Last night's
OAuth Security Advisory 2009.1
was a little light on the details. The
blog post
wasn't much better. I was peripherally involved in the OAuth spec
development and I couldn't work out what the advisory meant without a
bunch of thinking and spec reading so I thought I'd try to explain it in
simpler terms here.
For my example I'll use the real service Twitter and a theoretical
service Twitten that lets users post to to Twitter in LOL-speak and
authenticates via OAuth. Alice and Bob will be my attacker and victim.

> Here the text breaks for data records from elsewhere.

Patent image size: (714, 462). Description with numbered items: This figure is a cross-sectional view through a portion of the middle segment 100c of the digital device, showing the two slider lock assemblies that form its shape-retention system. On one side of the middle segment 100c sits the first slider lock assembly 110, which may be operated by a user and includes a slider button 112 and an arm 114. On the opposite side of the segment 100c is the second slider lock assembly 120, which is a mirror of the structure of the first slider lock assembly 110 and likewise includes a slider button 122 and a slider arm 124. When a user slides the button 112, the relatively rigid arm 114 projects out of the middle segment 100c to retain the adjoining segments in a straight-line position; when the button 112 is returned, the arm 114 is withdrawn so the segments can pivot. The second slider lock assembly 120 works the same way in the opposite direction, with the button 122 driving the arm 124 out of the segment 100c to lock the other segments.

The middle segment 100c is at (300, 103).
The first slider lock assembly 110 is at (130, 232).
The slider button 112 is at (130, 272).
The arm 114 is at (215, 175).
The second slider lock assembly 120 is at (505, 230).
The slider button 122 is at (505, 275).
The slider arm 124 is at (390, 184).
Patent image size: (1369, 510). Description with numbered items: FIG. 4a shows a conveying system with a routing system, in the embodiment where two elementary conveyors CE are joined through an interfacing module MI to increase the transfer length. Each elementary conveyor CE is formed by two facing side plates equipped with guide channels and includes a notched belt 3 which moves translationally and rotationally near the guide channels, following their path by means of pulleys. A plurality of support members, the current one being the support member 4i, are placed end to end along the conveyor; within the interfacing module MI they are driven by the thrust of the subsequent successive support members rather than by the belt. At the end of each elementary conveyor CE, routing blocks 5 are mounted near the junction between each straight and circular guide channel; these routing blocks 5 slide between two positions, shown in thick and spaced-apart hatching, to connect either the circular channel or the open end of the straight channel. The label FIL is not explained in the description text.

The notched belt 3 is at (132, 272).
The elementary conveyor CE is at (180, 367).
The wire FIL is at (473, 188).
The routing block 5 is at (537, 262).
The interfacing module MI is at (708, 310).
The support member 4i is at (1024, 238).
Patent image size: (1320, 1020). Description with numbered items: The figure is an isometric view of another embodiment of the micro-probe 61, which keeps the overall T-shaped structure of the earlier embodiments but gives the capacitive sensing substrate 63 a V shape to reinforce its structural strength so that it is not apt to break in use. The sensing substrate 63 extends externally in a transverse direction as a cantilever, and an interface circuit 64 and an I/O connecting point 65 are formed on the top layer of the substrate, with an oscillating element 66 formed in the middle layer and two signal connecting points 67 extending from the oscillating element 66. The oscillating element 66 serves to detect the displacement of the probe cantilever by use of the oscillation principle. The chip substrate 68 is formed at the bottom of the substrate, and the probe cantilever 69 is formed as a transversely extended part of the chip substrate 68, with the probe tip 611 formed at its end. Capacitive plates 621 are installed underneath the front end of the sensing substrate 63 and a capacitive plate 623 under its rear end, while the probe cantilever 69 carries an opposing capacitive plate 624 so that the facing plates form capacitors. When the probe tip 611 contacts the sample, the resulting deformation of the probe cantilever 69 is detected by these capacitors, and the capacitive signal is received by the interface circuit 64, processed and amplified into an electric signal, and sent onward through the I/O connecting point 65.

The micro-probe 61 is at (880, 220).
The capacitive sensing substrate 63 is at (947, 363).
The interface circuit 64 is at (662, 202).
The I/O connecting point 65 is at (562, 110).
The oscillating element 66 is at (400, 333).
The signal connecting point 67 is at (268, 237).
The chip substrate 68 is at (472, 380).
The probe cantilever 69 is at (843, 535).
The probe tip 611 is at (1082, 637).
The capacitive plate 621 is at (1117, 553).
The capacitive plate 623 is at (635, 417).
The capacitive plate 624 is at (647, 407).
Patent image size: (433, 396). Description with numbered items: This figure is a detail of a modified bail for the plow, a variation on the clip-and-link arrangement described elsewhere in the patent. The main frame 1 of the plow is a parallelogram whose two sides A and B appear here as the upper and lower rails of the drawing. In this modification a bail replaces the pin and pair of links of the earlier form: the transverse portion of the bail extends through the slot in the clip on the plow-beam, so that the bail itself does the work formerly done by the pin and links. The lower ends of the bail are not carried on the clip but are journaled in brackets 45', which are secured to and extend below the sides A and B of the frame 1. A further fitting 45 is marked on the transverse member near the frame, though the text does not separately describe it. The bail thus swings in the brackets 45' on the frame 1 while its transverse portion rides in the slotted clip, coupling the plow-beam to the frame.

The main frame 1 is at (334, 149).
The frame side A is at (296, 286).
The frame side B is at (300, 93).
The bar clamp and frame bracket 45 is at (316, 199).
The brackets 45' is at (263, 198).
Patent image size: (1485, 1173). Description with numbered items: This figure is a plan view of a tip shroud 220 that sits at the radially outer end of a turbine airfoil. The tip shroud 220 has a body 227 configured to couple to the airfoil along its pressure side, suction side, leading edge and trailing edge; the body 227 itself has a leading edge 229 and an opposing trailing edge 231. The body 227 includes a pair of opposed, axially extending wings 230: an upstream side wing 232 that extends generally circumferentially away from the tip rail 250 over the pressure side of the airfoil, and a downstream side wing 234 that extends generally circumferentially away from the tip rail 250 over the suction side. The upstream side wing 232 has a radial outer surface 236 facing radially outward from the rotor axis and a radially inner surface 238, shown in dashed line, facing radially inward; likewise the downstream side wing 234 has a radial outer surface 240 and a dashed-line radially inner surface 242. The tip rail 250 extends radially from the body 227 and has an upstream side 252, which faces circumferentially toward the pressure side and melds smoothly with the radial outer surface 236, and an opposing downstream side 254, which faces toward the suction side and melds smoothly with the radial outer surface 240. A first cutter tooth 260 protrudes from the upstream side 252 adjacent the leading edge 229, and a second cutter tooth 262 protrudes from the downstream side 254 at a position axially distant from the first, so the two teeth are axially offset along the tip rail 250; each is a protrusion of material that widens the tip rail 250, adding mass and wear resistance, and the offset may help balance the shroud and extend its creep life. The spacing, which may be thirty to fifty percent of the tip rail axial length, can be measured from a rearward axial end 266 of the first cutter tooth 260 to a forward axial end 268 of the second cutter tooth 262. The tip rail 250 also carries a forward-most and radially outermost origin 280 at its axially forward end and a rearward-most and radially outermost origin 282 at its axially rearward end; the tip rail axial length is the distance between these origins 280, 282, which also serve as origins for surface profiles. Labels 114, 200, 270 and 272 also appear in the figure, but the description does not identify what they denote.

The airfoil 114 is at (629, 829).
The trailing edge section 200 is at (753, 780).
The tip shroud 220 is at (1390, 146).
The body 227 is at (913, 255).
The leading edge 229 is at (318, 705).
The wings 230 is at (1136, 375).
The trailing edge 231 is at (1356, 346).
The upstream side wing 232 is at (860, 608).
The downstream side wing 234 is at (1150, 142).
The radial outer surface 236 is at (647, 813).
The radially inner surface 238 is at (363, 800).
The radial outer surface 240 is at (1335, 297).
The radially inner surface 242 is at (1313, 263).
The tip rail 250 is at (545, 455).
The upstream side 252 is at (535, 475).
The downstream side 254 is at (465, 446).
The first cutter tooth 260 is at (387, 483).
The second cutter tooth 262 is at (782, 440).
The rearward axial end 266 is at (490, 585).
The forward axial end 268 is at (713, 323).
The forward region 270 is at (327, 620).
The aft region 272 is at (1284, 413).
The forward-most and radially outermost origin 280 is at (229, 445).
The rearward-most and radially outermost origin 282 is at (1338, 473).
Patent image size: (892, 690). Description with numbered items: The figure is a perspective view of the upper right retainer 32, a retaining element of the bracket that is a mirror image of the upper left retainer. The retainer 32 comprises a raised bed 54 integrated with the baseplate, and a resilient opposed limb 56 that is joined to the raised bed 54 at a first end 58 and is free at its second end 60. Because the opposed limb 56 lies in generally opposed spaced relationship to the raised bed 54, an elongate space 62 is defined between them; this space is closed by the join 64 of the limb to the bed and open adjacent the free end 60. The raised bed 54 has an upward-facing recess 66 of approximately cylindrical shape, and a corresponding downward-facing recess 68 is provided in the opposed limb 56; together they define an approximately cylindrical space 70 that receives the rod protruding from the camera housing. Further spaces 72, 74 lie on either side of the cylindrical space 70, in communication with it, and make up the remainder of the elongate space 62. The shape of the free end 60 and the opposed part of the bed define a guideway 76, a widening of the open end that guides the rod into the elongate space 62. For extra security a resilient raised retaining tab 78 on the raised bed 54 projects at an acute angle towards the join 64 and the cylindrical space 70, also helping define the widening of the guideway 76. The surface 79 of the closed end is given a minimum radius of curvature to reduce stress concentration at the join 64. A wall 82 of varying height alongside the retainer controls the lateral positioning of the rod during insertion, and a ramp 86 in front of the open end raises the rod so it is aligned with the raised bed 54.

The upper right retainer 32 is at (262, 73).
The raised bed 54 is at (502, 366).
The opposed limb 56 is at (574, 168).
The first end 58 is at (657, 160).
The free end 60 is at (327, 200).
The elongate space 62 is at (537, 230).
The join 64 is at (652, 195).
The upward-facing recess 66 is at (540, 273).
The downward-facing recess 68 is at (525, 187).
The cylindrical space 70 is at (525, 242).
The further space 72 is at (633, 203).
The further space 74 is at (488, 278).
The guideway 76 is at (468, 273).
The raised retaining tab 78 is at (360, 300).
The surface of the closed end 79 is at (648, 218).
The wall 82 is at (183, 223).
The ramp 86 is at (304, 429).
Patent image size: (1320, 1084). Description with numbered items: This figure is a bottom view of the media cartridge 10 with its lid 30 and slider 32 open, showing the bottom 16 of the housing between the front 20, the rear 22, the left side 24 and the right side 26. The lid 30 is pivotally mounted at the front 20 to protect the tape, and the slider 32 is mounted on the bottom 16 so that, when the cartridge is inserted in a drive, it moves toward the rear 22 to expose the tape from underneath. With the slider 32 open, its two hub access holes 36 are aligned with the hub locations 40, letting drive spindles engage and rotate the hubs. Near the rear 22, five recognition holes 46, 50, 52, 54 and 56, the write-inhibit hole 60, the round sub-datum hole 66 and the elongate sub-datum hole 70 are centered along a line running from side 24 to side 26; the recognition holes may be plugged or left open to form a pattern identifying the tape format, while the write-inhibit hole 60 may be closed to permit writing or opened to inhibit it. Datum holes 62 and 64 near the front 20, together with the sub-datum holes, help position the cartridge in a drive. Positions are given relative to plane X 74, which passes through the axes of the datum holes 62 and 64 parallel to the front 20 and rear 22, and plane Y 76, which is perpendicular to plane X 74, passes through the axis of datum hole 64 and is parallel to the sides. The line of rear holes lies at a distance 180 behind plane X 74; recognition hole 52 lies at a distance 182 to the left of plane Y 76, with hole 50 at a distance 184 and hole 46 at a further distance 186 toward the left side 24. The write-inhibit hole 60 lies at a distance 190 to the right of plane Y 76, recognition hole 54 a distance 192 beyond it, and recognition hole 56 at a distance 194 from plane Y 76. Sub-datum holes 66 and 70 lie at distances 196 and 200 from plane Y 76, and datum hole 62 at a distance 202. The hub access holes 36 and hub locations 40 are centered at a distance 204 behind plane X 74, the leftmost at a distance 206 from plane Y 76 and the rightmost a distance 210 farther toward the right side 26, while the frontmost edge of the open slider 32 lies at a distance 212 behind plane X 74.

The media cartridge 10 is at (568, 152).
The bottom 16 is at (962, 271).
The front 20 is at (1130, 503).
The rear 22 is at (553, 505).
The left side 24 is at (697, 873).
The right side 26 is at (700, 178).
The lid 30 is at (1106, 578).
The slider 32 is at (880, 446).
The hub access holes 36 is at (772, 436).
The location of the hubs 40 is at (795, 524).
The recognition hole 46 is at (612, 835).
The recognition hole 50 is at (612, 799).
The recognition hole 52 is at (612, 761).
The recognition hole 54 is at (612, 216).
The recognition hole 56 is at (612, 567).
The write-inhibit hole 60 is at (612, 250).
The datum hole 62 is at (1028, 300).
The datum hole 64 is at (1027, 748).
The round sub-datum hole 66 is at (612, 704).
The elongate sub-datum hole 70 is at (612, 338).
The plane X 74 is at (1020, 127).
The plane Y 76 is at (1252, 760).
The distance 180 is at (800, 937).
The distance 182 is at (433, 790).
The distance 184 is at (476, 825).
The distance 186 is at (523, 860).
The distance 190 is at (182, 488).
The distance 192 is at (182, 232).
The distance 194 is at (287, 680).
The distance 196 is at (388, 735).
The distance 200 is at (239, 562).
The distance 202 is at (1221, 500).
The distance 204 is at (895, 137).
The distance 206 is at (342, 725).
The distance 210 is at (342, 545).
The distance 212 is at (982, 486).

Alice's normal authentication process goes like this:
- Alice loads twitten.com/login
- Twitten creates a regular HTTP session for Alice
- Twitten asks Twitter for an unauthorized token
-
Twitten redirects Alice to an URL on the Twitter servers that will
allow her to authorize the token
- Alice clicks OK to authorize the token
- Twitter redirects Alice back to Twitten
-
Twitten exchanges its unauthorized token for an access token
(associated with Alice's account) with Twitter and stores it in
Alice's session
- Alice makes inane posts on Twitter via Twitten
The vulnerability here is in step 4. If instead of going to the
authorization URL Alice convinces Bob to go there and authorize Twitten
she can gain access to his account. Like this:
- Alice loads twitten.com/login
- Twitten creates a regular HTTP session for Alice
- Twitten asks Twitter for an unauthorized token
-
Twitten tells Alice what URL to go to to authorize the token, but she
doesn't go there
-
Alice tells Bob, "if you love Twitter and kittens try out Twitten - go
to http://twitter.com/oauth/authorize/...." (the authorization URL
from Twitten)
-
Bob loads the authorization URL with his Twitter credentials and
authorizes the token
-
Twitten requests Twitter to exchange the unauthorized token for an
access token (associated with Bob’s Twitter account) and stores it in
Alice’s session
-
Alice goes to twitten.com and posts "OMG PWNd" to Bob's twitter
account
I'm not really sure how to address this issue. It's fundamentally hard to
establish trust between three parties over insecure communications.
Hopefully more experienced people than me will come up with clever
answers.
Update: changed wording to match Eran's suggestion, his
blog post
on the subject is excellent reading.